VERTIGO

From the Oct. 30, 1983, Deseret News

VERTIGO — James Stewart, Kim Novak, Barbara Bel Geddes; produced & directed by Alfred Hitchcock.

"Vertigo," Alfred Hitchcock's 1958 classic film, is an incredibly mesmerizing movie experience. And the script spins what has to be one of the most convoluted tales ever to be filmed – so much so, in fact, that it defies adequate description without giving away some of the odd twists and turns the film takes.

So I will try to be brief in description and not give away any details that might detract from your enjoyment of this highly entertaining treatise on human obsessions and our natural fear of death.

Hitchcock made several movies in which the storyline seemed to be merely an excuse to tie together camera tricks and suspenseful scenes, the most obvious example being "North by Northwest," which is also one of his best films.

But "Vertigo" is the movie most often imitated (except for "Psycho"), and Brian DePalma fans may recognize part of the plot as resembling "Obsession," and the museum scene as being similar to a moment in "Dressed to Kill." That's because, as skilled as he is, DePalma has long been moviedom's worst Hitchcock rip-off artist. (Much of "Vertigo" was also spoofed in Mel Brooks' "High Anxiety," of course.)

"Vertigo" opens with a heart-pounding sequence, as police detective John "Scottie" Ferguson (James Stewart) and a uniformed officer chase a criminal across several rooftops.

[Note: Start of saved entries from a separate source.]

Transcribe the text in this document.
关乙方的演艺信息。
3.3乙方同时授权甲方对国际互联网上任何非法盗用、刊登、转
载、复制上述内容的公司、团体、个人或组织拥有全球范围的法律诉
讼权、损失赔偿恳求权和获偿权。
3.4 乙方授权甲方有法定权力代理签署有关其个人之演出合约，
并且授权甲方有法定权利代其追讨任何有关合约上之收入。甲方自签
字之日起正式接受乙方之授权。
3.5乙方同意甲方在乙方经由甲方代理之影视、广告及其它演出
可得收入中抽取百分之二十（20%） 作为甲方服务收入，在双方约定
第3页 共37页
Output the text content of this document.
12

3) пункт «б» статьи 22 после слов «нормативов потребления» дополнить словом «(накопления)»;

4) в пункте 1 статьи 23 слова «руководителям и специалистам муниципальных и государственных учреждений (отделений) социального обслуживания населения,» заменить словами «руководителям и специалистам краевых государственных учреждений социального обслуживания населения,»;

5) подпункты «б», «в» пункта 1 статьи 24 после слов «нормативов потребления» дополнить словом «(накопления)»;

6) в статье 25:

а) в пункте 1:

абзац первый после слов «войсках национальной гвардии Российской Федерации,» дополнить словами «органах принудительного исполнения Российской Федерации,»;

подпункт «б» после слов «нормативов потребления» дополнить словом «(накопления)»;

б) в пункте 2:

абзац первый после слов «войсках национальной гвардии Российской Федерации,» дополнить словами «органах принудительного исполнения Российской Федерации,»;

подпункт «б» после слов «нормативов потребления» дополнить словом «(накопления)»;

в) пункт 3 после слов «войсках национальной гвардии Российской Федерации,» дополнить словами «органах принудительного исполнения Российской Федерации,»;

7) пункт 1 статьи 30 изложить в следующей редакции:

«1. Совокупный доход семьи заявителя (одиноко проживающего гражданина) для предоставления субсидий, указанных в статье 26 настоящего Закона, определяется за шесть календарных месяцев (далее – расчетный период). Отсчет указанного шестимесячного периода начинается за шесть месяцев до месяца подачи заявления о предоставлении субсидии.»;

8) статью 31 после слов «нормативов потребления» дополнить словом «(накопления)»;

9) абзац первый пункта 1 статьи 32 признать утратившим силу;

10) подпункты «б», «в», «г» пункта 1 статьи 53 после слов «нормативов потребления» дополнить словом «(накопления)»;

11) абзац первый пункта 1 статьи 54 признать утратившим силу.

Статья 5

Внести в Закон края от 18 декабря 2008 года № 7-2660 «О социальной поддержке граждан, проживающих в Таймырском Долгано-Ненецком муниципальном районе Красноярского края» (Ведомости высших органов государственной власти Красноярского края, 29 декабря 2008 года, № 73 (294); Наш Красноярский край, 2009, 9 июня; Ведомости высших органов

As a result of that experience, Ferguson develops the title condition and blacks out whenever he climbs any great height.

Eventually, he becomes involved with a beautiful society woman (Kim Novak), whose husband fears she is being possessed by a suicidal spirit. Needless to say, Ferguson falls in love with her but tragedy separates them. That carries you about halfway through the picture, and it's about as far as I'll go in terms of description, but if you know Hitchcock's style at all you'll know things are not exactly as they seem and Scottie is in for some shocks before the film is over.

"Vertigo" is loaded with symbolic camera work that represent our short time on earth, from giant redwoods towering above the characters, to the expansive ocean behind them, and it all heightens the tension, which builds tremendously in several scenes, including a bizarre nightmare sequence.

What is best here, though, is the way Hitchcock manages to say so much so subtly. Where other filmmakers might use a voice-over narration, Hitchcock merely moves his camera a few feet or zooms in on something in the scene, thereby telling us all we need to know.

"Vertigo," for as much as it says, is surprisingly void of dialogue. There are long sequences where nary a word is spoken, yet these are thoroughly involving scenes, and very telling ones.

Bernard Herrmann's eloquent score is among his finest, pulsating during suspense, soft and lilting during the romantic moments, and low-keye and tense during build-up scenes.

Stewart is excellent, as always and Kim Novak is surprisingly effective in her role, another of Hitchcock's icy blondes. Barbara Bel Geddes is also very good as a semi-girlfriend whom Scottie has begun to take for granted, and there is a marvelous scene with Henry Jones as a judge who doesn't hesitate to speak his mind in the courtroom about a case, no matter how it might influence the jury.

Does "Vertigo" deserve its place up there with the best movies of all time? It sure does, and if you have any doubts, catch it this week. The third in the series, "The Trouble With Harry," begins next Friday.